I'm doing this as a reply to Modulus because I can't face reading the entire thread. I checked out the first post and the last page of posts, so forgive me if I repeat things which have already been said.
This case was awful and I have to try conciously not to think about it on a regular basis.
When my son was a few months old and I started to spiral into a horrendous post-natal depression, the question of the release of these two boys made the story headline news all over again. I avoided the news like the plague. Then the inevitable happened and I heard someone describing what had been done to James. It tipped me over the precipice. For weeks, I had vivid pictures in my mind which tortured me. I really couldn't function properly and even now six years on, this is a case that causes me much distress.
My gut reaction as a mother is that I would want those two boys to have done to them what they did to James, except make it last longer. Then I realised that the boys themselves were someone's sons too. How would I feel if it was my son that had done this? Would I disown him at the age of ten? Or would I still love him as my son?
I think I basically came to the conclusion that, while ten year olds have the capacity to knowing right from wrong and understanding what criminality is, it doesn't mean that they do. For example, I'm sure I have the capacity to understand most undergraduate physics, yet I actually know very little because I've never learned any beyond first year undergrad level.

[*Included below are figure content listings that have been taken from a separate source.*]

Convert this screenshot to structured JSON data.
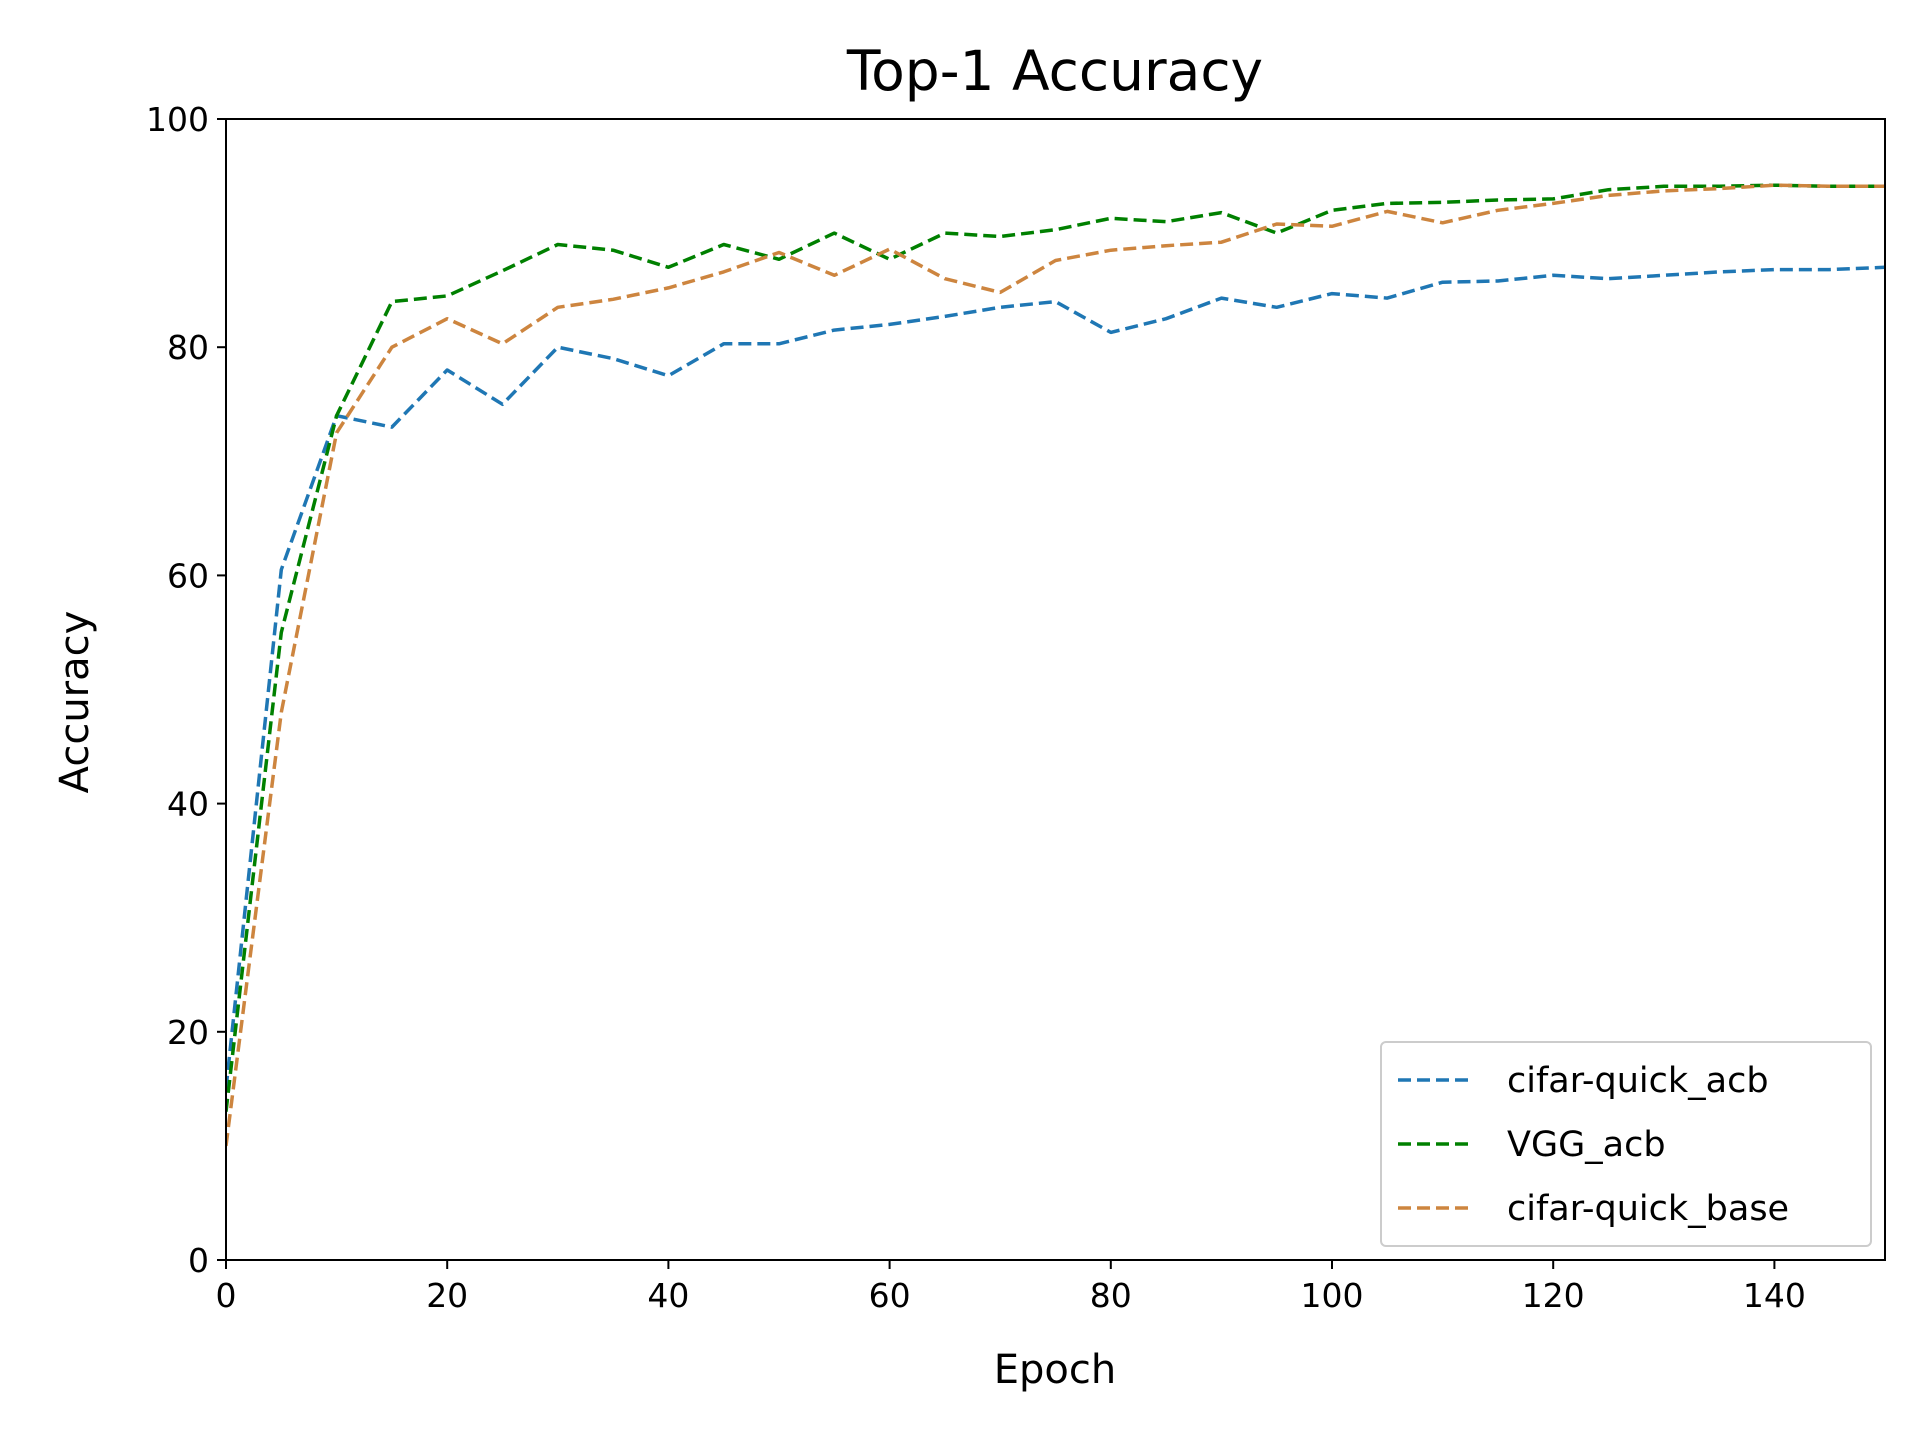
{
  "chart_data": {
    "type": "line",
    "title": "Top-1 Accuracy",
    "xlabel": "Epoch",
    "ylabel": "Accuracy",
    "xlim": [
      0,
      150
    ],
    "ylim": [
      0,
      100
    ],
    "xticks": [
      0,
      20,
      40,
      60,
      80,
      100,
      120,
      140
    ],
    "yticks": [
      0,
      20,
      40,
      60,
      80,
      100
    ],
    "grid": false,
    "legend_position": "lower-right",
    "line_style": "dashed",
    "series": [
      {
        "name": "cifar-quick_acb",
        "color": "#1f77b4",
        "x": [
          0,
          5,
          10,
          15,
          20,
          25,
          30,
          35,
          40,
          45,
          50,
          55,
          60,
          65,
          70,
          75,
          80,
          85,
          90,
          95,
          100,
          105,
          110,
          115,
          120,
          125,
          130,
          135,
          140,
          145,
          150
        ],
        "y": [
          15,
          60.5,
          74,
          73,
          78,
          75,
          80,
          79,
          77.5,
          80.3,
          80.3,
          81.5,
          82,
          82.7,
          83.5,
          84,
          81.3,
          82.5,
          84.3,
          83.5,
          84.7,
          84.3,
          85.7,
          85.8,
          86.3,
          86,
          86.3,
          86.6,
          86.8,
          86.8,
          87
        ]
      },
      {
        "name": "VGG_acb",
        "color": "#008000",
        "x": [
          0,
          5,
          10,
          15,
          20,
          25,
          30,
          35,
          40,
          45,
          50,
          55,
          60,
          65,
          70,
          75,
          80,
          85,
          90,
          95,
          100,
          105,
          110,
          115,
          120,
          125,
          130,
          135,
          140,
          145,
          150
        ],
        "y": [
          13,
          55,
          74,
          84,
          84.5,
          86.7,
          89,
          88.5,
          87,
          89,
          87.7,
          90,
          87.7,
          90,
          89.7,
          90.3,
          91.3,
          91,
          91.8,
          90,
          92,
          92.6,
          92.7,
          92.9,
          93,
          93.8,
          94.1,
          94.1,
          94.2,
          94.1,
          94.1
        ]
      },
      {
        "name": "cifar-quick_base",
        "color": "#cd853f",
        "x": [
          0,
          5,
          10,
          15,
          20,
          25,
          30,
          35,
          40,
          45,
          50,
          55,
          60,
          65,
          70,
          75,
          80,
          85,
          90,
          95,
          100,
          105,
          110,
          115,
          120,
          125,
          130,
          135,
          140,
          145,
          150
        ],
        "y": [
          10,
          48,
          72.5,
          80,
          82.5,
          80.3,
          83.5,
          84.2,
          85.2,
          86.6,
          88.3,
          86.3,
          88.6,
          86,
          84.8,
          87.6,
          88.5,
          88.9,
          89.2,
          90.8,
          90.6,
          91.9,
          90.9,
          92,
          92.6,
          93.3,
          93.7,
          93.9,
          94.2,
          94.1,
          94.1
        ]
      }
    ]
  }
}
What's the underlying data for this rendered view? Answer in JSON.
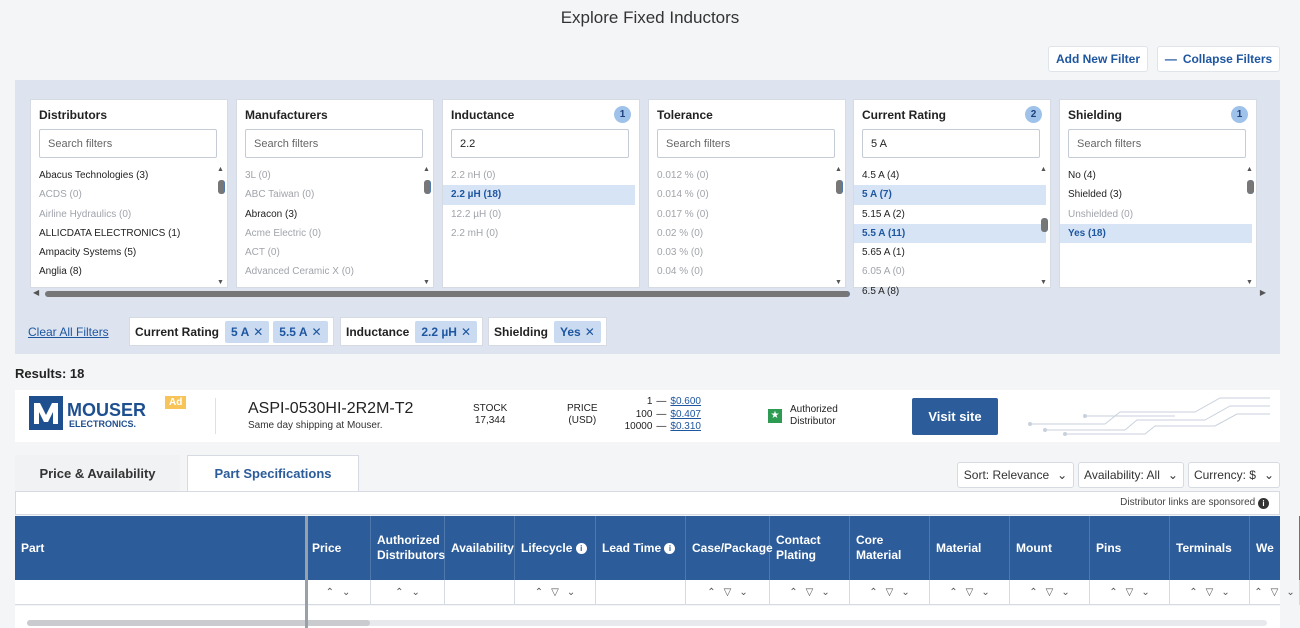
{
  "page": {
    "title": "Explore Fixed Inductors"
  },
  "top_buttons": {
    "add_filter": "Add New Filter",
    "collapse_filters": "Collapse Filters"
  },
  "filters": [
    {
      "name": "Distributors",
      "count": "",
      "search_value": "",
      "placeholder": "Search filters",
      "items": [
        {
          "label": "Abacus Technologies (3)",
          "state": "normal"
        },
        {
          "label": "ACDS (0)",
          "state": "dim"
        },
        {
          "label": "Airline Hydraulics (0)",
          "state": "dim"
        },
        {
          "label": "ALLICDATA ELECTRONICS (1)",
          "state": "normal"
        },
        {
          "label": "Ampacity Systems (5)",
          "state": "normal"
        },
        {
          "label": "Anglia (8)",
          "state": "normal"
        }
      ]
    },
    {
      "name": "Manufacturers",
      "count": "",
      "search_value": "",
      "placeholder": "Search filters",
      "items": [
        {
          "label": "3L (0)",
          "state": "dim"
        },
        {
          "label": "ABC Taiwan (0)",
          "state": "dim"
        },
        {
          "label": "Abracon (3)",
          "state": "normal"
        },
        {
          "label": "Acme Electric (0)",
          "state": "dim"
        },
        {
          "label": "ACT (0)",
          "state": "dim"
        },
        {
          "label": "Advanced Ceramic X (0)",
          "state": "dim"
        }
      ]
    },
    {
      "name": "Inductance",
      "count": "1",
      "search_value": "2.2",
      "placeholder": "Search filters",
      "items": [
        {
          "label": "2.2 nH (0)",
          "state": "dim"
        },
        {
          "label": "2.2 µH (18)",
          "state": "sel"
        },
        {
          "label": "12.2 µH (0)",
          "state": "dim"
        },
        {
          "label": "2.2 mH (0)",
          "state": "dim"
        }
      ]
    },
    {
      "name": "Tolerance",
      "count": "",
      "search_value": "",
      "placeholder": "Search filters",
      "items": [
        {
          "label": "0.012 % (0)",
          "state": "dim"
        },
        {
          "label": "0.014 % (0)",
          "state": "dim"
        },
        {
          "label": "0.017 % (0)",
          "state": "dim"
        },
        {
          "label": "0.02 % (0)",
          "state": "dim"
        },
        {
          "label": "0.03 % (0)",
          "state": "dim"
        },
        {
          "label": "0.04 % (0)",
          "state": "dim"
        }
      ]
    },
    {
      "name": "Current Rating",
      "count": "2",
      "search_value": "5 A",
      "placeholder": "Search filters",
      "items": [
        {
          "label": "4.5 A (4)",
          "state": "normal"
        },
        {
          "label": "5 A (7)",
          "state": "sel"
        },
        {
          "label": "5.15 A (2)",
          "state": "normal"
        },
        {
          "label": "5.5 A (11)",
          "state": "sel"
        },
        {
          "label": "5.65 A (1)",
          "state": "normal"
        },
        {
          "label": "6.05 A (0)",
          "state": "dim"
        },
        {
          "label": "6.5 A (8)",
          "state": "normal"
        }
      ]
    },
    {
      "name": "Shielding",
      "count": "1",
      "search_value": "",
      "placeholder": "Search filters",
      "items": [
        {
          "label": "No (4)",
          "state": "normal"
        },
        {
          "label": "Shielded (3)",
          "state": "normal"
        },
        {
          "label": "Unshielded (0)",
          "state": "dim"
        },
        {
          "label": "Yes (18)",
          "state": "sel"
        }
      ]
    }
  ],
  "active_filters": {
    "clear_all": "Clear All Filters",
    "groups": [
      {
        "name": "Current Rating",
        "values": [
          "5 A",
          "5.5 A"
        ]
      },
      {
        "name": "Inductance",
        "values": [
          "2.2 µH"
        ]
      },
      {
        "name": "Shielding",
        "values": [
          "Yes"
        ]
      }
    ]
  },
  "results": {
    "label": "Results: 18"
  },
  "ad": {
    "brand_top": "MOUSER",
    "brand_bottom": "ELECTRONICS.",
    "badge": "Ad",
    "part_number": "ASPI-0530HI-2R2M-T2",
    "shipping": "Same day shipping at Mouser.",
    "stock_label": "STOCK",
    "stock_value": "17,344",
    "price_label": "PRICE",
    "price_unit": "(USD)",
    "tiers": [
      {
        "qty": "1",
        "price": "$0.600"
      },
      {
        "qty": "100",
        "price": "$0.407"
      },
      {
        "qty": "10000",
        "price": "$0.310"
      }
    ],
    "auth_line1": "Authorized",
    "auth_line2": "Distributor",
    "visit": "Visit site"
  },
  "tabs": [
    {
      "label": "Price & Availability",
      "active": false
    },
    {
      "label": "Part Specifications",
      "active": true
    }
  ],
  "controls": {
    "sort": "Sort: Relevance",
    "availability": "Availability: All",
    "currency": "Currency: $"
  },
  "sponsored_note": "Distributor links are sponsored",
  "table": {
    "columns": [
      "Part",
      "Price",
      "Authorized Distributors",
      "Availability",
      "Lifecycle",
      "Lead Time",
      "Case/Package",
      "Contact Plating",
      "Core Material",
      "Material",
      "Mount",
      "Pins",
      "Terminals",
      "We"
    ]
  }
}
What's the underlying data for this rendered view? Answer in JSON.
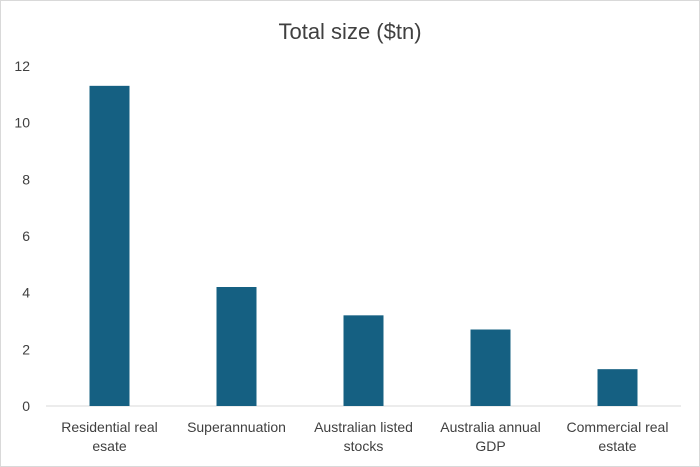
{
  "chart_data": {
    "type": "bar",
    "title": "Total size ($tn)",
    "categories": [
      [
        "Residential real",
        "esate"
      ],
      [
        "Superannuation"
      ],
      [
        "Australian listed",
        "stocks"
      ],
      [
        "Australia annual",
        "GDP"
      ],
      [
        "Commercial real",
        "estate"
      ]
    ],
    "values": [
      11.3,
      4.2,
      3.2,
      2.7,
      1.3
    ],
    "ylim": [
      0,
      12
    ],
    "yticks": [
      "0",
      "2",
      "4",
      "6",
      "8",
      "10",
      "12"
    ],
    "xlabel": "",
    "ylabel": "",
    "grid": false,
    "legend": "none",
    "bar_color": "#156082"
  }
}
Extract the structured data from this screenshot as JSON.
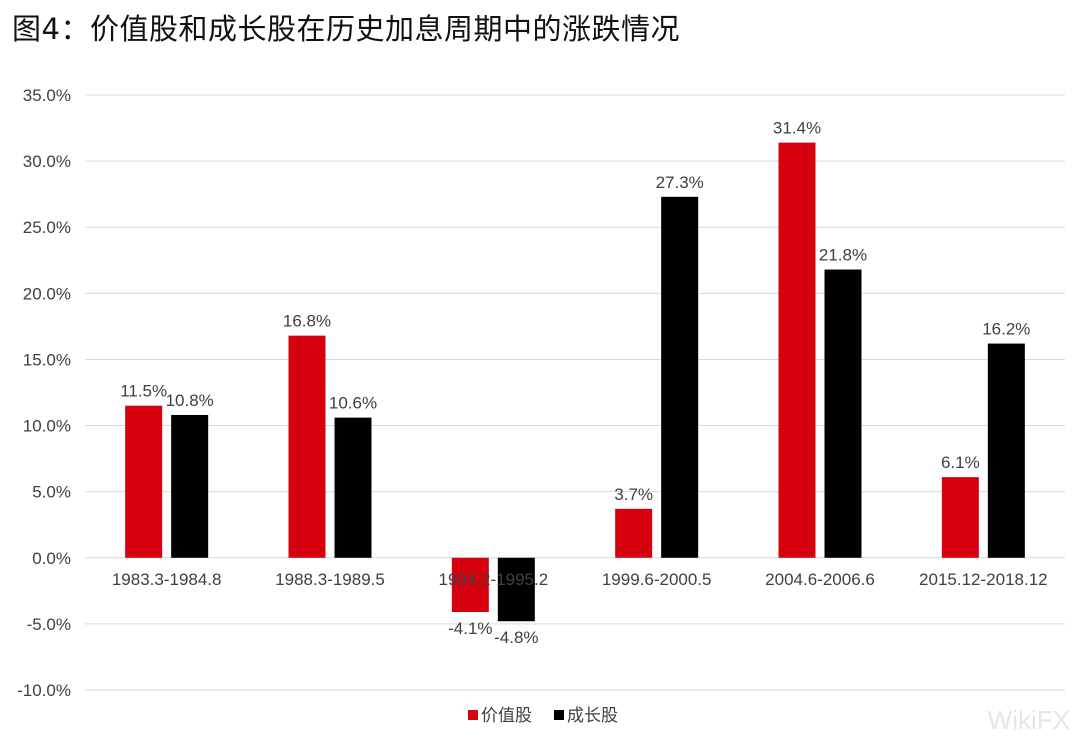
{
  "figure_title": "图4：价值股和成长股在历史加息周期中的涨跌情况",
  "watermark": "WikiFX",
  "colors": {
    "value": "#d7000f",
    "growth": "#000000",
    "grid": "#d9d9d9",
    "text": "#404040"
  },
  "chart_data": {
    "type": "bar",
    "title": "",
    "xlabel": "",
    "ylabel": "",
    "categories": [
      "1983.3-1984.8",
      "1988.3-1989.5",
      "1994.2-1995.2",
      "1999.6-2000.5",
      "2004.6-2006.6",
      "2015.12-2018.12"
    ],
    "series": [
      {
        "name": "价值股",
        "values": [
          11.5,
          16.8,
          -4.1,
          3.7,
          31.4,
          6.1
        ],
        "labels": [
          "11.5%",
          "16.8%",
          "-4.1%",
          "3.7%",
          "31.4%",
          "6.1%"
        ]
      },
      {
        "name": "成长股",
        "values": [
          10.8,
          10.6,
          -4.8,
          27.3,
          21.8,
          16.2
        ],
        "labels": [
          "10.8%",
          "10.6%",
          "-4.8%",
          "27.3%",
          "21.8%",
          "16.2%"
        ]
      }
    ],
    "ylim": [
      -10,
      35
    ],
    "yticks": [
      -10,
      -5,
      0,
      5,
      10,
      15,
      20,
      25,
      30,
      35
    ],
    "ytick_labels": [
      "-10.0%",
      "-5.0%",
      "0.0%",
      "5.0%",
      "10.0%",
      "15.0%",
      "20.0%",
      "25.0%",
      "30.0%",
      "35.0%"
    ],
    "grid": true,
    "legend_position": "bottom-center"
  }
}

I truly believe that these boys did this because there was something wrong with them, whether it be their upbringing or trauma in their earlier years. I'm not trying to excuse them, not one little bit, but this case reached the prominence it did
because it was so unusual, it's not a regular occurrence, it's unfathomable. That's what tells me that it's more than just the evil that humans in general are capable of that caused this.
I don't pretend to know what it is. I don't know why they did it. I have no idea what the proper sentence for them should have been, but I do think that they deserve another chance. They were ten when they did it, they were about eighteen when they were let out. Their "freedom" is not what most of us would call freedom. They will continue to pay for what they did.